张辽昨夜顶风冒雨抵达新垵时,便让史阿快马前去雒阳传讯,命张郃和韩浩各带一千士兵西来援助,同时又让史阿传讯王越,在雒阳召集游侠,搜寻一应挡雨物资。
此次雒阳事小,西行道上事大,张辽便将自己在雒阳能调拨的实力几乎抽了一空,只留下高顺带着数百兵马协助李儒。
张辽黎明前在新垵召集大小官吏,下达了命令后,又查看了新垵县的情况,做了一些布置,天色大亮时,张郃、韩浩带着兵马已经从雒阳赶来,司马朗也被李儒派来。
令张辽欣喜的是史阿又多带了一千多游侠,加上先前在雒阳扣押的那近百司隶,三千多力量的加入,让他的心情一下子好起来。
离开新垵时,张辽命韩浩带一千士兵和那些司隶留在新垵,协助官吏安顿百姓,他自己则带着张郃和史阿两千多人直奔渑池。
一路上,冷风不住的吹着,虽然披着蓑衣,但连夜冒雨来回百里奔波,他的衣服早已湿透,张辽只感到浑身渗人的冰冷。

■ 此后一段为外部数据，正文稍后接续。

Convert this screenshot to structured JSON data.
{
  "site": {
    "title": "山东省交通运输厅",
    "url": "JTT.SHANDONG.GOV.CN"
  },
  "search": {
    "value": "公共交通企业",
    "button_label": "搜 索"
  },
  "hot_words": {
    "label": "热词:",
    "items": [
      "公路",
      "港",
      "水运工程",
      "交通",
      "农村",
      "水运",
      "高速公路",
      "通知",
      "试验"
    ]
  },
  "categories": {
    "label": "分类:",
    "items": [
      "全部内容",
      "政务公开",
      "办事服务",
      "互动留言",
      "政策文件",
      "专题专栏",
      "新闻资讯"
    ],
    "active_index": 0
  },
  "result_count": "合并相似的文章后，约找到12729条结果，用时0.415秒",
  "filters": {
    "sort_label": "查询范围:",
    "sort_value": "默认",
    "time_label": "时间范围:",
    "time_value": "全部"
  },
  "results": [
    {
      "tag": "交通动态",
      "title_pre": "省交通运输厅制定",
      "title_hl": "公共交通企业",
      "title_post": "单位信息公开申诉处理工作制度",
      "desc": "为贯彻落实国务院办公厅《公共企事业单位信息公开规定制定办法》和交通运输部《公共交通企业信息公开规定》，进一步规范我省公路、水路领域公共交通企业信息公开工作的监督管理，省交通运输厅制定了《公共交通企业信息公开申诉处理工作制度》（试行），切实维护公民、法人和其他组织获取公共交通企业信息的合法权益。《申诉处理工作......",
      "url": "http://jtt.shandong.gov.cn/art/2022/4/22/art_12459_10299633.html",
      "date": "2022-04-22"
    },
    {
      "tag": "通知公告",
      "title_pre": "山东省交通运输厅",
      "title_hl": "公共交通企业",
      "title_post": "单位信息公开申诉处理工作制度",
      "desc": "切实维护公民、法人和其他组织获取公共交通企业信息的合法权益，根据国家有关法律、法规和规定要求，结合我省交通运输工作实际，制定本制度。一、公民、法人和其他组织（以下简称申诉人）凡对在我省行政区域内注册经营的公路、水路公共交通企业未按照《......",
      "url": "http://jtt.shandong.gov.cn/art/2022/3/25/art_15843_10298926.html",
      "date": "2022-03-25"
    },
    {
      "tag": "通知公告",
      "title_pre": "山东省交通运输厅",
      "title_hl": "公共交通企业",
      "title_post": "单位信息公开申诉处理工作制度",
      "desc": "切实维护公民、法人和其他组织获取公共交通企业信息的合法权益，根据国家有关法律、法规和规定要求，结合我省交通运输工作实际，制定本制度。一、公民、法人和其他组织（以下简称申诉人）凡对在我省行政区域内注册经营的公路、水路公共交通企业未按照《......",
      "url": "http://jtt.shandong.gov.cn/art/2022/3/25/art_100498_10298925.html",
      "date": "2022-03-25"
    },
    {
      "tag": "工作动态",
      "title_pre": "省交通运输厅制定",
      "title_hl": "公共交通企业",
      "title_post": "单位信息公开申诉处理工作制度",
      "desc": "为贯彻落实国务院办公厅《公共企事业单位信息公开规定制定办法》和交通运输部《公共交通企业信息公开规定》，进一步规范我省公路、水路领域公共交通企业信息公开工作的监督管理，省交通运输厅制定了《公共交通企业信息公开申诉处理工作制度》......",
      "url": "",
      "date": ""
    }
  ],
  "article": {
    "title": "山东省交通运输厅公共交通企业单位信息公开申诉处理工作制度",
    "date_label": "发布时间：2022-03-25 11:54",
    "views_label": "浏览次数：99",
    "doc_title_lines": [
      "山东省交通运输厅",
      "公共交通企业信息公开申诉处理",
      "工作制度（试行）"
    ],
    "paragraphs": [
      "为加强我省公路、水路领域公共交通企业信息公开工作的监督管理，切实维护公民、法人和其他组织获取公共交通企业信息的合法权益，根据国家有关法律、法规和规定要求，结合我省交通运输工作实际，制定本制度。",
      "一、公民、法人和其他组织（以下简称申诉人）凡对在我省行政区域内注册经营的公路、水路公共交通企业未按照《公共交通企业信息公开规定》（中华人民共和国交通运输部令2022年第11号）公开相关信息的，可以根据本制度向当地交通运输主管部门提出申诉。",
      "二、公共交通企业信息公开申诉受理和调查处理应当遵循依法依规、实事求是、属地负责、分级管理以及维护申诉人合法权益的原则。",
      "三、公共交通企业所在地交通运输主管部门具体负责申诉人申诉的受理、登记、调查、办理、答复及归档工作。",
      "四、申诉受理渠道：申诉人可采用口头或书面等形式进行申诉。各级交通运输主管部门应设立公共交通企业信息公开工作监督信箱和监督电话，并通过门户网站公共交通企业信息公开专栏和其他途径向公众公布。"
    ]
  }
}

看到道旁百姓,他的心情更加沉重,自己身强体壮尚且如此,何况这些百姓呢?还有那一个个老人、妇女和孩童。
数百里长的队伍,数十万百姓,原本临时支起的帐篷早已被雨水打得湿重难支,沿途中凡是亭子、屋檐、窑洞、粥棚能避雨的地方,早已经挤满了人。
一众官吏在黎明前便忙了起来,粥棚已经升起了炊烟,几处医庐正在搭起,本地的百姓也有不少出来帮忙,送蓑衣,送雨披,送热水。
然而数十万百姓,凭着那不过百数的官吏,纵使加上士兵协助,一时之间也根本安顿不过来,而这场雨还不知何时能停下来。

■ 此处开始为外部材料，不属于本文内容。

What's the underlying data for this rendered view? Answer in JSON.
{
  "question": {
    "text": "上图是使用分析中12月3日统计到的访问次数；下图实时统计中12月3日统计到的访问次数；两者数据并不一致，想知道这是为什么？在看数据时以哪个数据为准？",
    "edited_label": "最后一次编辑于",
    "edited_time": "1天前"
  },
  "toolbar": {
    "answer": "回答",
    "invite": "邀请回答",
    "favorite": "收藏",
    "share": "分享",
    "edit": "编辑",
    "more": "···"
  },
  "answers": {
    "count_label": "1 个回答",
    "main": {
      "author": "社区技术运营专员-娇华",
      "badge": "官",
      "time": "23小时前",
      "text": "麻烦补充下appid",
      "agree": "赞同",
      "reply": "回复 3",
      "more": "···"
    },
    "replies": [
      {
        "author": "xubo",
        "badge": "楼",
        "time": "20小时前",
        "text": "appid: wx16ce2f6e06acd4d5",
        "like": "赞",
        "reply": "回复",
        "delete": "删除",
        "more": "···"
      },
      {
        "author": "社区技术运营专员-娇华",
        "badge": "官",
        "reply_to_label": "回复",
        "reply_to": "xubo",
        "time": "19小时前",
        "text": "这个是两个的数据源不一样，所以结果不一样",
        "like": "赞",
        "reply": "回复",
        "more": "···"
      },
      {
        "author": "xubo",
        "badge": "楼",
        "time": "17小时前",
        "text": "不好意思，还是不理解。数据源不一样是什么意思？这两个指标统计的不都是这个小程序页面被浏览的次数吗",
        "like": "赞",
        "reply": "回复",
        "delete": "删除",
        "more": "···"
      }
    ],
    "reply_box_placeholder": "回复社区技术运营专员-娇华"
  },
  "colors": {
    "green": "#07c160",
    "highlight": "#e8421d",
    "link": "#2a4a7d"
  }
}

大多数百姓的衣服早已湿透,贴在身上,发梢滴水,在寒风冷雨中瑟瑟发抖,脸色发白,多是一家人挤成一团取暖,妇女、孩子的哭泣声处处都是,还有人扑在被淋湿的粮食和书籍上绝望大哭。
张辽带着人马行过,那些百姓听到马蹄声,抬起头来,看到张辽,眼里无不露出期待的神情。
张辽迎着那些期待的眼神,看着那一张张冻得发紫、牙齿打颤的面孔,心中沉重,目光却没有躲避,而是鼓励的大吼道:“诸位父老,打起精神,不要缩在那里,多多活动手脚,身体就会发热,不过是些毛毛细雨,岂能被它冻着!本司马已命本地父母官为大家寻找住处,各领队里魁、亭长速速与本地官员交接,受了风寒的要送往医庐治疗……”
“多谢张司马。”
“多谢将军……”
那些看到张辽冒雨奔波,听到他大吼的百姓,无不心中感激,不少人潸然泪下,纷纷下拜。他们这时候才猛醒,在最艰难的时候,他们第一个想到的竟然是张暴虎!他们唯一能依靠的也只有张暴虎。